US 11,915,138 B2
Method and device for reducing a size of a neural network model
Weifeng Zhang, San Mateo, CA (US); Guoyang Chen, San Mateo, CA (US); Yu Pu, San Mateo, CA (US); Yongzhi Zhang, San Mateo, CA (US); and Yuan Xie, San Mateo, CA (US)
Assigned to Alibaba Group Holding Limited, Grand Cayman (KY)
Filed by ALIBABA GROUP HOLDING LIMITED, Grand Cayman (KY)
Filed on Feb. 18, 2020, as Appl. No. 16/793,993.
Prior Publication US 2021/0256380 A1, Aug. 19, 2021
Int. Cl. G06N 3/082 (2023.01); G06N 3/10 (2006.01)
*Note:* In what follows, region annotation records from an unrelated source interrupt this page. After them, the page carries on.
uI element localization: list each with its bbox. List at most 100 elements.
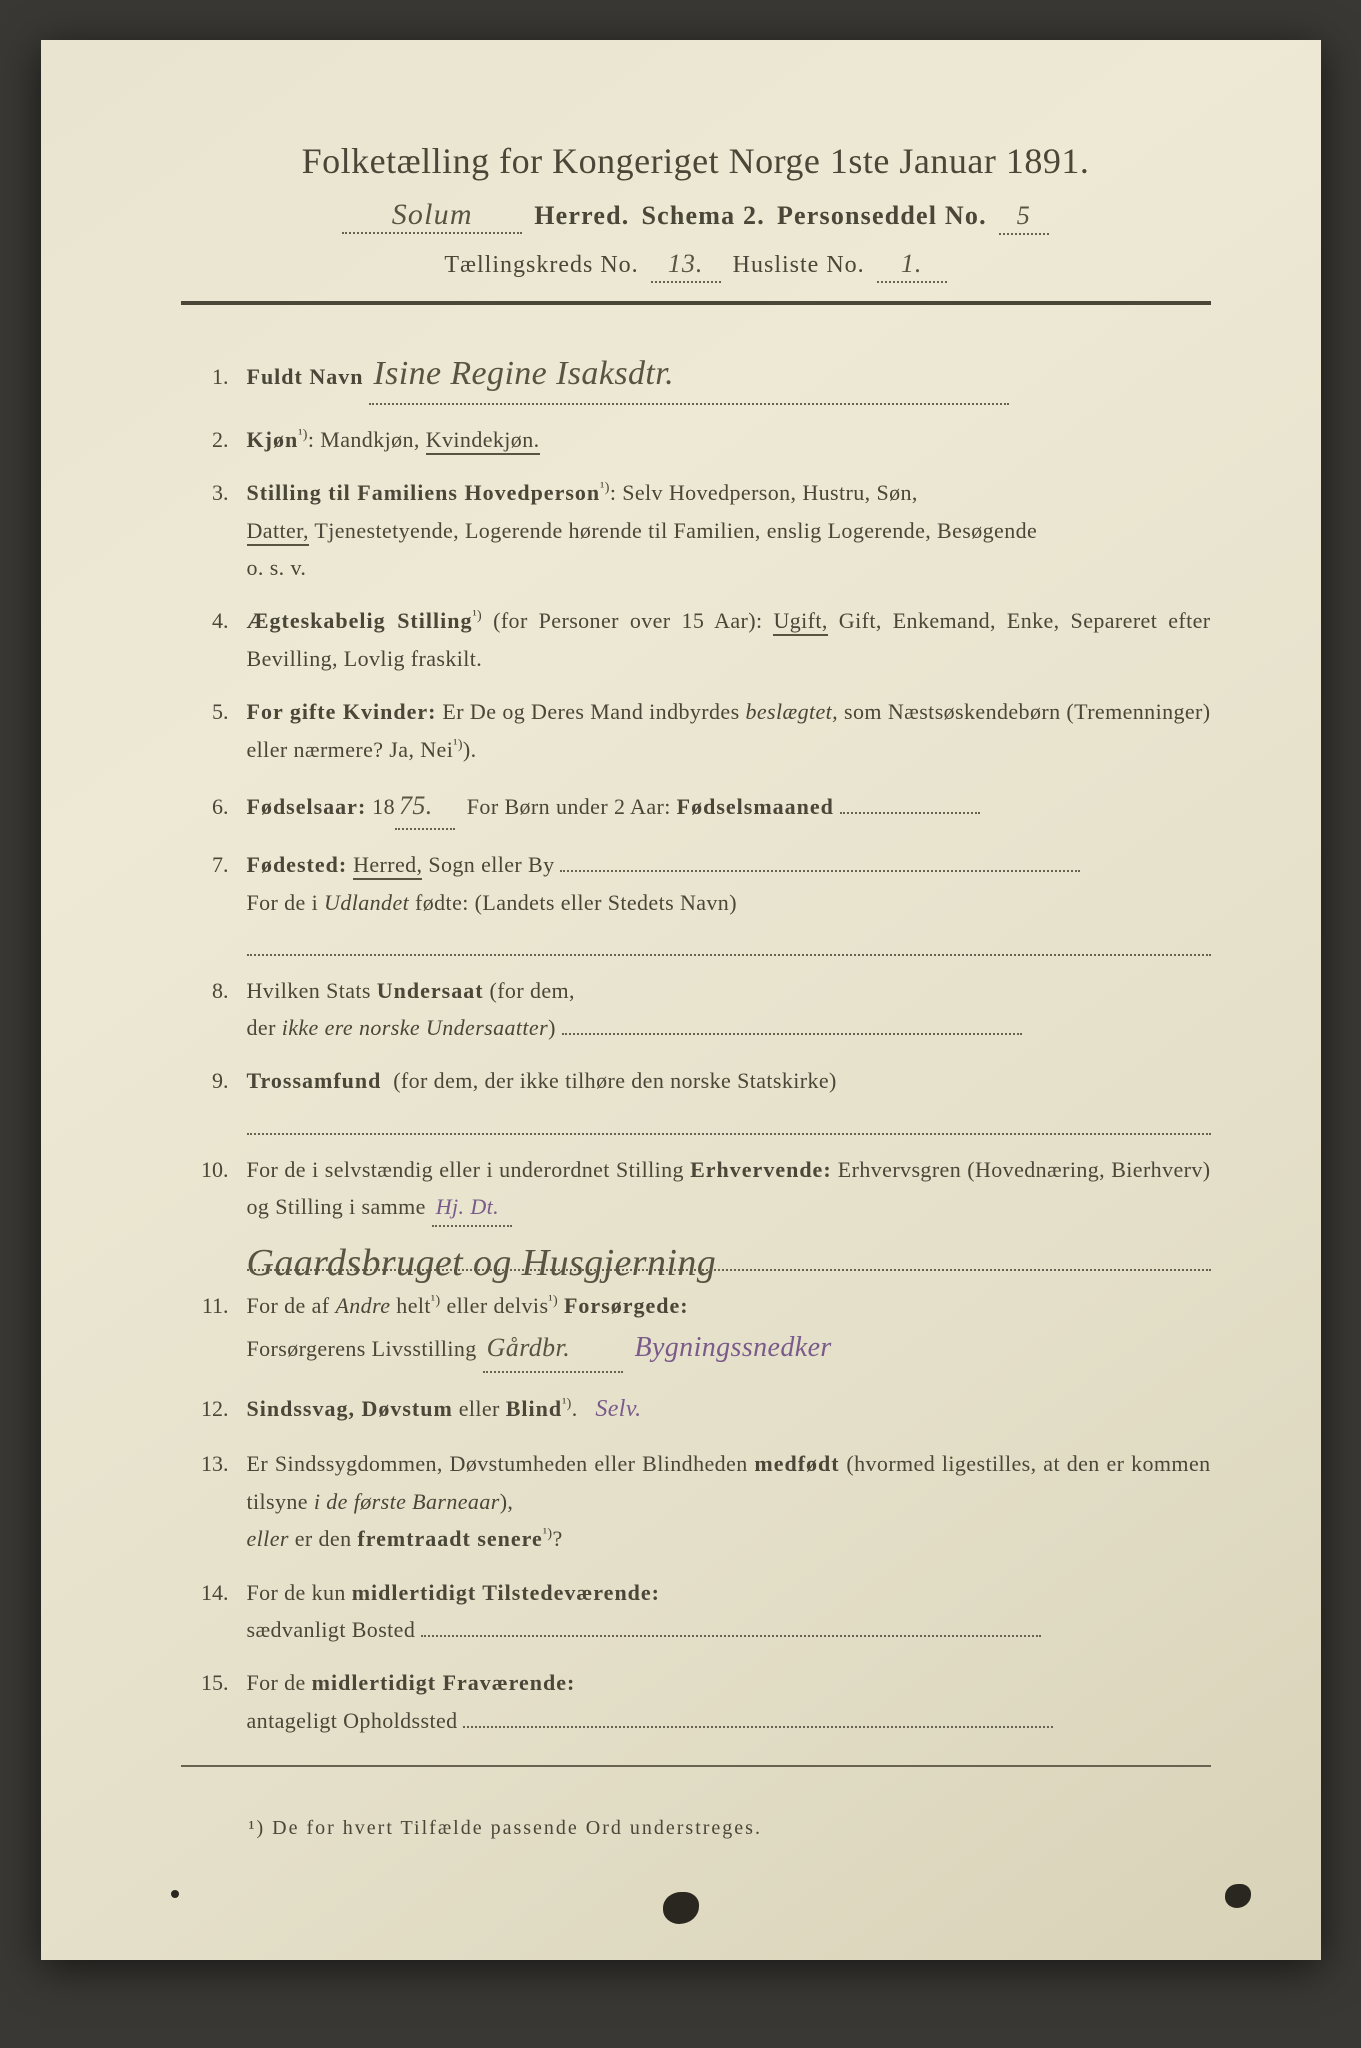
ink-blob-icon [663, 1892, 699, 1924]
q11-text-a: For de af [247, 1293, 330, 1318]
birthplace-field [560, 850, 1080, 872]
q1-label: Fuldt Navn [247, 364, 364, 389]
question-number: 6. [181, 788, 229, 825]
footnote-marker: ¹) [453, 737, 463, 752]
q13-text-a: Er Sindssygdommen, Døvstumheden eller Bl… [247, 1451, 748, 1476]
q13-medfodt: medfødt [754, 1451, 839, 1476]
q13-senere: fremtraadt senere [357, 1526, 542, 1551]
usual-residence-field [421, 1615, 1041, 1637]
q2-mandkjon: Mandkjøn, [320, 427, 420, 452]
citizenship-field [562, 1013, 1022, 1035]
birth-year-value: 75. [399, 791, 433, 820]
census-form-page: Folketælling for Kongeriget Norge 1ste J… [41, 40, 1321, 1960]
question-4: 4. Ægteskabelig Stilling¹) (for Personer… [181, 602, 1211, 677]
q4-ugift-selected: Ugift, [773, 608, 827, 636]
question-body: For de kun midlertidigt Tilstedeværende:… [247, 1574, 1211, 1649]
footnote-marker: ¹) [548, 1294, 558, 1309]
herred-name-field: Solum [342, 200, 522, 234]
footnote-text: De for hvert Tilfælde passende Ord under… [272, 1817, 762, 1839]
q10-label: Erhvervende: [690, 1157, 832, 1182]
q7-line2c: fødte: (Landets eller Stedets Navn) [415, 890, 737, 915]
q8-text-a: Hvilken Stats [247, 978, 371, 1003]
question-number: 11. [181, 1287, 229, 1324]
question-body: Fødselsaar: 1875. For Børn under 2 Aar: … [247, 784, 1211, 830]
q11-label: Forsørgede: [564, 1293, 689, 1318]
question-number: 1. [181, 358, 229, 395]
question-body: For gifte Kvinder: Er De og Deres Mand i… [247, 693, 1211, 768]
q4-label: Ægteskabelig Stilling [247, 608, 473, 633]
husliste-label: Husliste No. [733, 252, 865, 279]
personseddel-no-field: 5 [999, 201, 1049, 235]
kreds-label: Tællingskreds No. [444, 252, 638, 279]
question-2: 2. Kjøn¹): Mandkjøn, Kvindekjøn. [181, 421, 1211, 458]
foreign-birth-field [247, 925, 1211, 956]
footnote-marker: ¹) [543, 1527, 553, 1542]
provider-occupation-value: Gårdbr. [487, 1333, 570, 1362]
question-15: 15. For de midlertidigt Fraværende: anta… [181, 1664, 1211, 1739]
q3-options-line2: Tjenestetyende, Logerende hørende til Fa… [314, 518, 1037, 543]
question-number: 9. [181, 1062, 229, 1099]
birth-month-field [840, 792, 980, 814]
q15-text2: antageligt Opholdssted [247, 1708, 458, 1733]
question-3: 3. Stilling til Familiens Hovedperson¹):… [181, 474, 1211, 586]
q12-stamp: Selv. [595, 1396, 641, 1422]
q11-stamp: Bygningssnedker [634, 1332, 831, 1363]
question-body: For de midlertidigt Fraværende: antageli… [247, 1664, 1211, 1739]
question-10: 10. For de i selvstændig eller i underor… [181, 1151, 1211, 1271]
question-13: 13. Er Sindssygdommen, Døvstumheden elle… [181, 1445, 1211, 1557]
q3-osv: o. s. v. [247, 555, 307, 580]
q11-text-d: Forsørgerens Livsstilling [247, 1336, 477, 1361]
q8-text-d: ikke ere norske Undersaatter [282, 1015, 548, 1040]
question-body: For de i selvstændig eller i underordnet… [247, 1151, 1211, 1271]
question-number: 5. [181, 693, 229, 730]
footnote-marker: ¹) [472, 609, 482, 624]
footnote-marker: ¹) [562, 1396, 572, 1411]
q15-text: For de [247, 1670, 306, 1695]
q3-datter-selected: Datter, [247, 518, 309, 546]
header-line-2: Tællingskreds No. 13. Husliste No. 1. [181, 249, 1211, 283]
religion-field [247, 1104, 1211, 1135]
q12-label2: Blind [506, 1396, 562, 1421]
q11-andre: Andre [335, 1293, 390, 1318]
question-body: Kjøn¹): Mandkjøn, Kvindekjøn. [247, 421, 1211, 458]
q9-text: (for dem, der ikke tilhøre den norske St… [393, 1068, 837, 1093]
q13-italic: i de første Barneaar [314, 1489, 500, 1514]
question-number: 10. [181, 1151, 229, 1188]
herred-label: Herred. [534, 201, 629, 231]
q7-label: Fødested: [247, 852, 348, 877]
q5-label: For gifte Kvinder: [247, 699, 437, 724]
question-body: Er Sindssygdommen, Døvstumheden eller Bl… [247, 1445, 1211, 1557]
question-number: 14. [181, 1574, 229, 1611]
q14-text2: sædvanligt Bosted [247, 1617, 416, 1642]
probable-residence-field [463, 1706, 1053, 1728]
q8-text-c: der [247, 1015, 276, 1040]
ink-blob-icon [1225, 1884, 1251, 1908]
q3-label: Stilling til Familiens Hovedperson [247, 480, 601, 505]
occupation-field: Gaardsbruget og Husgjerning [247, 1231, 1211, 1271]
q11-text-b: helt [396, 1293, 431, 1318]
schema-label: Schema 2. [641, 201, 764, 231]
question-body: Ægteskabelig Stilling¹) (for Personer ov… [247, 602, 1211, 677]
question-1: 1. Fuldt Navn Isine Regine Isaksdtr. [181, 345, 1211, 405]
question-12: 12. Sindssvag, Døvstum eller Blind¹). Se… [181, 1389, 1211, 1430]
question-body: Fødested: Herred, Sogn eller By For de i… [247, 846, 1211, 956]
question-body: Fuldt Navn Isine Regine Isaksdtr. [247, 345, 1211, 405]
footnote-marker: ¹) [431, 1294, 441, 1309]
header-line-1: Solum Herred. Schema 2. Personseddel No.… [181, 200, 1211, 235]
occupation-value: Gaardsbruget og Husgjerning [247, 1242, 717, 1284]
question-body: For de af Andre helt¹) eller delvis¹) Fo… [247, 1287, 1211, 1373]
q6-label: Fødselsaar: [247, 794, 367, 819]
question-6: 6. Fødselsaar: 1875. For Børn under 2 Aa… [181, 784, 1211, 830]
question-body: Hvilken Stats Undersaat (for dem, der ik… [247, 972, 1211, 1047]
q6-label2: Fødselsmaaned [677, 794, 834, 819]
question-5: 5. For gifte Kvinder: Er De og Deres Man… [181, 693, 1211, 768]
kreds-no-field: 13. [651, 249, 721, 283]
question-9: 9. Trossamfund (for dem, der ikke tilhør… [181, 1062, 1211, 1134]
personseddel-label: Personseddel No. [777, 201, 987, 231]
question-number: 12. [181, 1390, 229, 1427]
form-questions-list: 1. Fuldt Navn Isine Regine Isaksdtr. 2. … [181, 345, 1211, 1739]
page-title: Folketælling for Kongeriget Norge 1ste J… [181, 140, 1211, 182]
question-14: 14. For de kun midlertidigt Tilstedevære… [181, 1574, 1211, 1649]
question-number: 2. [181, 421, 229, 458]
q7-rest: Sogn eller By [428, 852, 554, 877]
CPC G06N 3/082 (2013.01) [G06N 3/10 (2013.01)] 14 Claims
OG exemplary drawing
 
1. A method for reducing a size of a neural network model, comprising:
compressing data of the neural network model;
identifying structure information of a vector register, wherein the structure information includes a number of registers included in the vector register;
comparing a number of elements in the compressed data of the neural network model with a first condition, wherein the first condition is determined based on the number of registers in the vector register;
in response to the number of elements satisfying the first condition, associating the compressed data of the neural network model with the vector register to enable loading the compressed data of the neural network model to the vector register;
in response to the number of elements satisfying the first condition, sending an indication to end compression of the data;
comparing the number of elements in the compressed data of the neural network model with a second condition, wherein the second condition is determined based on the number of registers in the vector register, and is different from the first condition; and
adjusting a structure of the vector register in response to the number of elements satisfying the second condition,
wherein satisfying the first condition comprises being equal to or smaller than the number of registers in the vector register, and wherein satisfying the second condition comprises being equal to or smaller than one half of the number of registers in the vector register.